Analysis of Stylasterid Corals

A colony of Stylaster erubescens.

The skeletons of marine organisms often contain information about their life history and surrounding environment. Decoding this information relies upon chemical and physical clues within a skeleton. Examples of these skeletons include fish ear structures (otoliths), clam shells, and some plankton (like foraminifera). The data in these skeletons can be used to determine migration patterns, growth rate, water temperature, and other information. These skeletons can be viewed as data recorders, much like “black boxes” used in airplanes, constantly adding new data as time passes. The key to using these skeletal archives is to first understand the chemical and physical “language” each uses.

To do this scientists perform detailed studies of how the animals make skeletons (biomineralization), how skeletons grow over time (sclerochronology), and how their different chemical properties form (biogeochemistry). We will be performing this type of work on deep water Stylasteridae corals. Since there are so many mysteries about the deep ocean, it would be useful to understand the records contained in the corals that live there. However, the chemical properties of most of deep water corals are complex and don’t contain clear records of environmental conditions. For example, variations in oxygen isotopes (oxygen atoms of slightly different mass) are useful recorders of water temperature in many calcium carbonate skeletons, one example is coral skeletons, but they do not record temperature data in the types of deep ocean corals studied so far. However, oxygen isotopes in deep ocean Stylasteridae corals have not yet been thoroughly examined and preliminary data indicate they may be useful as environmental data proxies.

Similarly, Stylasterids do not have simple growth lines and their skeletal structures do not resemble other corals. Imaging we have performed via scanning electron microscope (SEM) shows that the family Stylasteridae does not always have clear growth bands that one would expect to see. In some other corals these growth bands resemble tree rings, but this is not always true in Stylasterid corals.. The lack of growth bands may make it more difficult to determine growth rate. SEM imaging has also shown that the internal crystal structure of the calcium carbonate skeleton are not as well organized as some other deep water coral species.

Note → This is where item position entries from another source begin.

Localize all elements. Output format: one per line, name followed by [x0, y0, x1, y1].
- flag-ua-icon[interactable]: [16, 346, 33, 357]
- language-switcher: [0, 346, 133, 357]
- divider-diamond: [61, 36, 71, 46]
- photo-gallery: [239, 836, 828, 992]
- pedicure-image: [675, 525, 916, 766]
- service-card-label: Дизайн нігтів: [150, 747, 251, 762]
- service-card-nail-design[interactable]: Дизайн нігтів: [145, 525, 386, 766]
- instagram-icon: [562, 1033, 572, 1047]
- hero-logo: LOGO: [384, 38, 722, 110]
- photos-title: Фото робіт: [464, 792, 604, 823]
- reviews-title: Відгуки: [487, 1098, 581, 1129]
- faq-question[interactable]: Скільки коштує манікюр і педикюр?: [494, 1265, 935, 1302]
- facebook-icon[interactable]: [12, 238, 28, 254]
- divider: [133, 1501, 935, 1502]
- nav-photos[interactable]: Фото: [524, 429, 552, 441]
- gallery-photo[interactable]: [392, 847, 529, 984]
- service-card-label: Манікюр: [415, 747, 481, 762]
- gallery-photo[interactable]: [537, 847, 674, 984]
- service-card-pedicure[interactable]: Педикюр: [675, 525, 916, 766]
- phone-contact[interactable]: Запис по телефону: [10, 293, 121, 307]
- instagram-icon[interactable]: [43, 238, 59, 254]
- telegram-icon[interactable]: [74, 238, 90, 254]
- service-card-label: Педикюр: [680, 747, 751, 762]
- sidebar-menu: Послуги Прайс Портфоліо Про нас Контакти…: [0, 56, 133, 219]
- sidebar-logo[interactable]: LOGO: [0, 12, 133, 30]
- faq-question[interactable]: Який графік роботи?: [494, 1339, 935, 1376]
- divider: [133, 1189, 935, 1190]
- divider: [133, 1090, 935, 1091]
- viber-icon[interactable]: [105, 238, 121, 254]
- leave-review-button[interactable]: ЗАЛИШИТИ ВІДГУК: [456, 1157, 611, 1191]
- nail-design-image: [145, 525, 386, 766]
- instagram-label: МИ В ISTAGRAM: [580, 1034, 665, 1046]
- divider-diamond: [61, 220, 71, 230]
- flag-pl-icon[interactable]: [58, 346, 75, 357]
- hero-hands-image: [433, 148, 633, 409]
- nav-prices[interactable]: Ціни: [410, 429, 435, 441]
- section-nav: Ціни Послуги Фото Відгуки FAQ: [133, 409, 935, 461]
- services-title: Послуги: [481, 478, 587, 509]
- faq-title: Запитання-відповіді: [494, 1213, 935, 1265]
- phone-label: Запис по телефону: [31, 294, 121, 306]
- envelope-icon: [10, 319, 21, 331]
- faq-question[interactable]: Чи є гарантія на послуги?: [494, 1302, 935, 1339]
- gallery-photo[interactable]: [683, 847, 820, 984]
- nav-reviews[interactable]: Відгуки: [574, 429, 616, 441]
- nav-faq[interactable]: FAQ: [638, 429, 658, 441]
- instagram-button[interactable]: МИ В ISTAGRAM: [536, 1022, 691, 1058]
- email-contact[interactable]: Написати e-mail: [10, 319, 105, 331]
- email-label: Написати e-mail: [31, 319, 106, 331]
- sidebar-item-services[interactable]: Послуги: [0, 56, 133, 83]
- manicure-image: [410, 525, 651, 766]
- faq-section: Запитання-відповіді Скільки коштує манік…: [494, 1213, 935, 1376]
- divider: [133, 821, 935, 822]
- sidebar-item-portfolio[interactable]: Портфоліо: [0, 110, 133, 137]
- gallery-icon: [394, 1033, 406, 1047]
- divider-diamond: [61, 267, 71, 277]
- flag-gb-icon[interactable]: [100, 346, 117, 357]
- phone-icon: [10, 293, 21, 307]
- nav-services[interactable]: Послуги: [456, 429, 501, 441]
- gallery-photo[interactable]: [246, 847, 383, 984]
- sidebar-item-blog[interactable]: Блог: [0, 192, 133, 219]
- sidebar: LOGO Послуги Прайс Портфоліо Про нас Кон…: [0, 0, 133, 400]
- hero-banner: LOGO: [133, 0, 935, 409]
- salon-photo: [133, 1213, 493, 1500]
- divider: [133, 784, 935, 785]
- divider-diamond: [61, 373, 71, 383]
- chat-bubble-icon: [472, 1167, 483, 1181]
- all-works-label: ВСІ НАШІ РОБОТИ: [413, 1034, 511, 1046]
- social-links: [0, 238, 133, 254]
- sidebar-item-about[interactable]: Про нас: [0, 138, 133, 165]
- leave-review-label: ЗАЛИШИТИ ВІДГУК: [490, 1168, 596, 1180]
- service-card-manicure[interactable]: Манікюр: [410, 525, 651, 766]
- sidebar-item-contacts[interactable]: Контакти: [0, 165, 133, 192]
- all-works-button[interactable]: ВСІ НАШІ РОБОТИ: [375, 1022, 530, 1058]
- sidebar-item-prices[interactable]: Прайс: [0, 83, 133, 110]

On this cruise we hoped to gather samples and data that will permit us to analyze these corals and ultimately use their data to answer questions about how long they live, how fast they grow, and perhaps measure past environmental variation using fossil samples. We were not able to collect any live samples on this cruise although water samples collected may give us insight into samples collected on a previous cruise.

SEM image of a longitudinal section of Stylaster erubescens.